The plot is tight and impressive, and very very hardboiled. I for one, was completely awed by the ending plot twist, and I’m still kinda chewing on it and trying to figure out What It All Means.

And that’s basically what’s at the heart of this book: it’s a universal state to quest after that very thing, think you have it figured out and still be dead wrong.

Five stars. Super awesome book. Will totally be continuing on with the series.

Share

# 20: California Fire and Life – Don Winslow:

So even though Casey has Paul Gordon, the biggest, baddest plaintiff’s attorney in Southern California in his office yelling about Armageddon, Casey is not exactly pissing his pants. This is because Casey is the biggest, baddest, defense attorney in the Southern Bear Flag Republic. 

What you got here — if you’re a connoisseur of multimillion-dollar bad faith litigation — is you have the heavyweight championship of the world.

Gordon v. Casey.

You could make a mint from the pay-per-view rights just selling to attorneys who’d watch it in the hopes that they’ll actually kill each other.

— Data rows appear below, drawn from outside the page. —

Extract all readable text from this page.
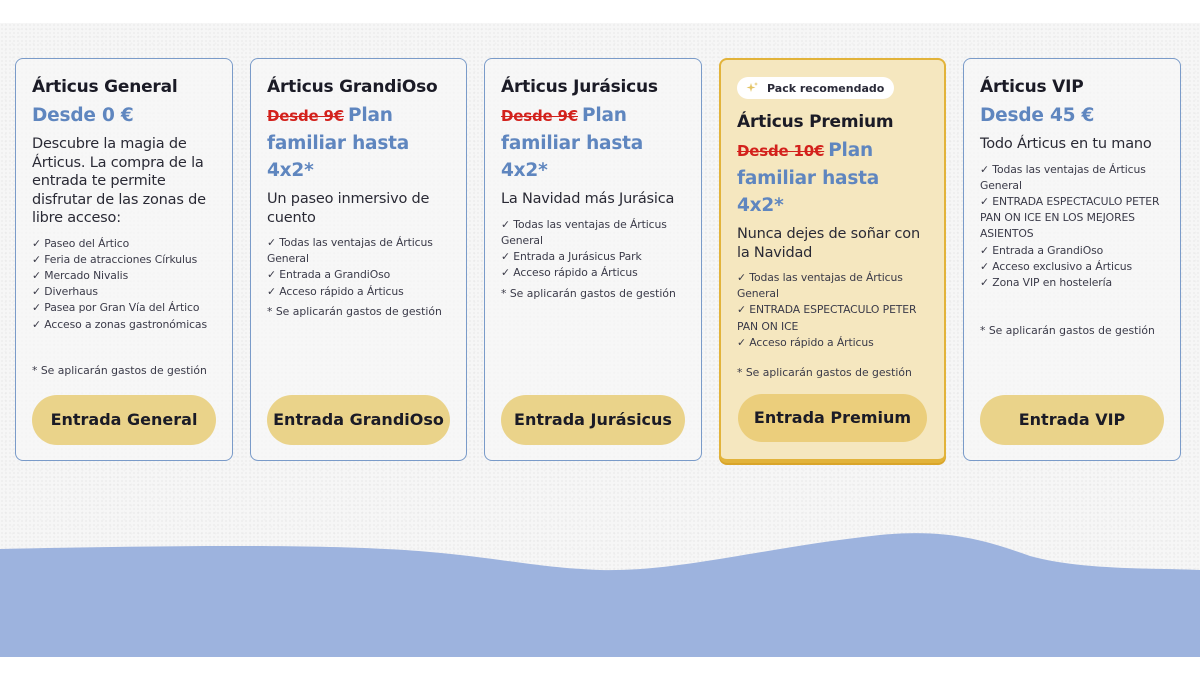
Árticus General
Desde 0 €
Descubre la magia de Árticus. La compra de la entrada te permite disfrutar de las zonas de libre acceso:
✓ Paseo del Ártico
✓ Feria de atracciones Církulus
✓ Mercado Nivalis
✓ Diverhaus
✓ Pasea por Gran Vía del Ártico
✓ Acceso a zonas gastronómicas
* Se aplicarán gastos de gestión
Entrada General
Árticus GrandiOso
Desde 9€ Plan familiar hasta 4x2*
Un paseo inmersivo de cuento
✓ Todas las ventajas de Árticus General
✓ Entrada a GrandiOso
✓ Acceso rápido a Árticus
* Se aplicarán gastos de gestión
Entrada GrandiOso
Árticus Jurásicus
Desde 9€ Plan familiar hasta 4x2*
La Navidad más Jurásica
✓ Todas las ventajas de Árticus General
✓ Entrada a Jurásicus Park
✓ Acceso rápido a Árticus
* Se aplicarán gastos de gestión
Entrada Jurásicus
Pack recomendado
Árticus Premium
Desde 10€ Plan familiar hasta 4x2*
Nunca dejes de soñar con la Navidad
✓ Todas las ventajas de Árticus General
✓ ENTRADA ESPECTACULO PETER PAN ON ICE
✓ Acceso rápido a Árticus
* Se aplicarán gastos de gestión
Entrada Premium
Árticus VIP
Desde 45 €
Todo Árticus en tu mano
✓ Todas las ventajas de Árticus General
✓ ENTRADA ESPECTACULO PETER PAN ON ICE EN LOS MEJORES ASIENTOS
✓ Entrada a GrandiOso
✓ Acceso exclusivo a Árticus
✓ Zona VIP en hostelería
* Se aplicarán gastos de gestión
Entrada VIP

Funny thing is they’re in the same office complex.

Synopsis: You don’t have to love California to read this book…but it helps

Yeah, it’s complicated.

Share

The Perils of Praline, or the Amorous Adventures of a Southern Gentleman in Hollywood by Marshall Thornton:

Certainly after he and Dave G. got married, bought that little house, furnished it, got their dogs and, who knows, maybe after a lot of talking and some parenting classes adopted a little Chinese girl, at that point perhaps Praline ought to settle down. But all that was a long way–

“Of course you don’t have an exclusive relationship. You’ve never met!” Jason screamed.

“Could you not yell at me?” Praline asked. “It’s been a really trying day.”

Synopsis: Hot sluts with dicks!

Lance, you don't need to do that anymore, remember?